After an introduction by Ramblers member and senior Nick Hamlin, the world-renowned a cappella group FORK took the stage by storm. Their black leather and sequins accented the star quality of their music. With an onstage recorder and distortions made by their sound manager, FORK created immensely unique sounds that heightened the quality of their songs. Most of their repertoire included classic songs that everyone could sing along to, including ‘Thriller,” ‘Ice Ice Baby,” ‘Shot to the Heart” and ‘Bohemian Rhapsody.”

In addition to their dress and portions of distorted singing, choreographed movements greatly enhanced the effect of their performance. The group encouraged audience participation with singing along and dancing, which added to the zestful atmosphere present throughout the evening.

After intermission, there were more performances by FORK and the Ramblers. Despite FORK’s fame and talent, it was clear that the Ramblers were the audience favorite for the evening.
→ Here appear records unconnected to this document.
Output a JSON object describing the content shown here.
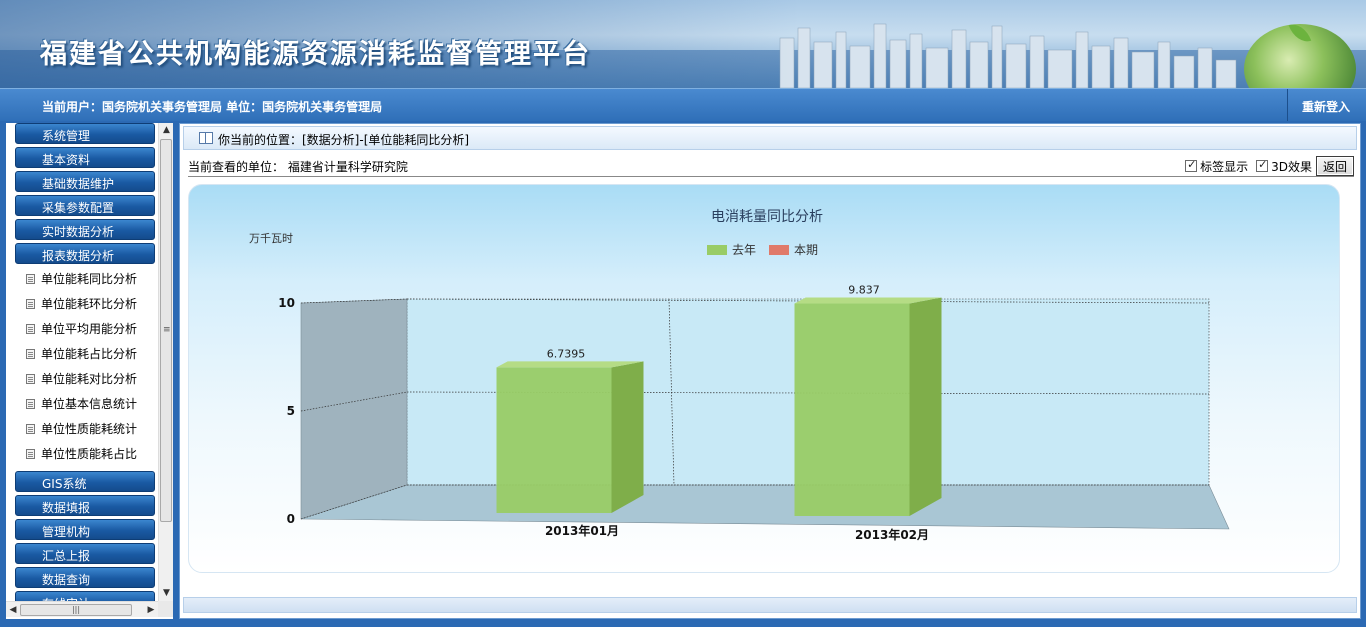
{
  "header": {
    "title": "福建省公共机构能源资源消耗监督管理平台",
    "user_info": "当前用户：国务院机关事务管理局  单位：国务院机关事务管理局",
    "relogin": "重新登入"
  },
  "sidebar": {
    "top_menus": [
      "系统管理",
      "基本资料",
      "基础数据维护",
      "采集参数配置",
      "实时数据分析",
      "报表数据分析"
    ],
    "sub_items": [
      "单位能耗同比分析",
      "单位能耗环比分析",
      "单位平均用能分析",
      "单位能耗占比分析",
      "单位能耗对比分析",
      "单位基本信息统计",
      "单位性质能耗统计",
      "单位性质能耗占比"
    ],
    "bottom_menus": [
      "GIS系统",
      "数据填报",
      "管理机构",
      "汇总上报",
      "数据查询",
      "在线审计"
    ]
  },
  "content": {
    "breadcrumb": "你当前的位置：[数据分析]-[单位能耗同比分析]",
    "unit_label": "当前查看的单位：  福建省计量科学研究院",
    "opt_label": "标签显示",
    "opt_3d": "3D效果",
    "back": "返回"
  },
  "chart_data": {
    "type": "bar",
    "title": "电消耗量同比分析",
    "ylabel": "万千瓦时",
    "categories": [
      "2013年01月",
      "2013年02月"
    ],
    "series": [
      {
        "name": "去年",
        "values": [
          6.7395,
          9.837
        ],
        "labels": [
          "6.7395",
          "9.837"
        ],
        "color": "#99cc66"
      },
      {
        "name": "本期",
        "values": [
          null,
          null
        ],
        "color": "#e07a6a"
      }
    ],
    "ylim": [
      0,
      10
    ],
    "yticks": [
      "0",
      "5",
      "10"
    ],
    "legend": "top-center",
    "grid": true,
    "three_d": true
  },
  "colors": {
    "brand_blue": "#2b69b3",
    "menu_blue": "#1a5aa3"
  },
  "icons": {
    "breadcrumb": "book-icon",
    "sub_item": "document-icon"
  }
}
As always, the concert closed with the Ramblers inviting any Ramblers alumni in the audience to join them onstage and sing ‘Kiss Him Goodbye.” The Ramblers sprinted offstage after their bows, which mirrored their entrance into the theater earlier and made their performance complete.

Each part of the program moved quickly, and there were no lulls. The more subdued songs in the concert were not tedious, but melodic and a nice contrast to the vigor of most of the other songs performed.

Although the concert was fairly lengthy, with intermission at 9:30 p.m. and the final song ending around 11 p.m., it was well worth the time spent.

Dickerson is a member of the class of 2012.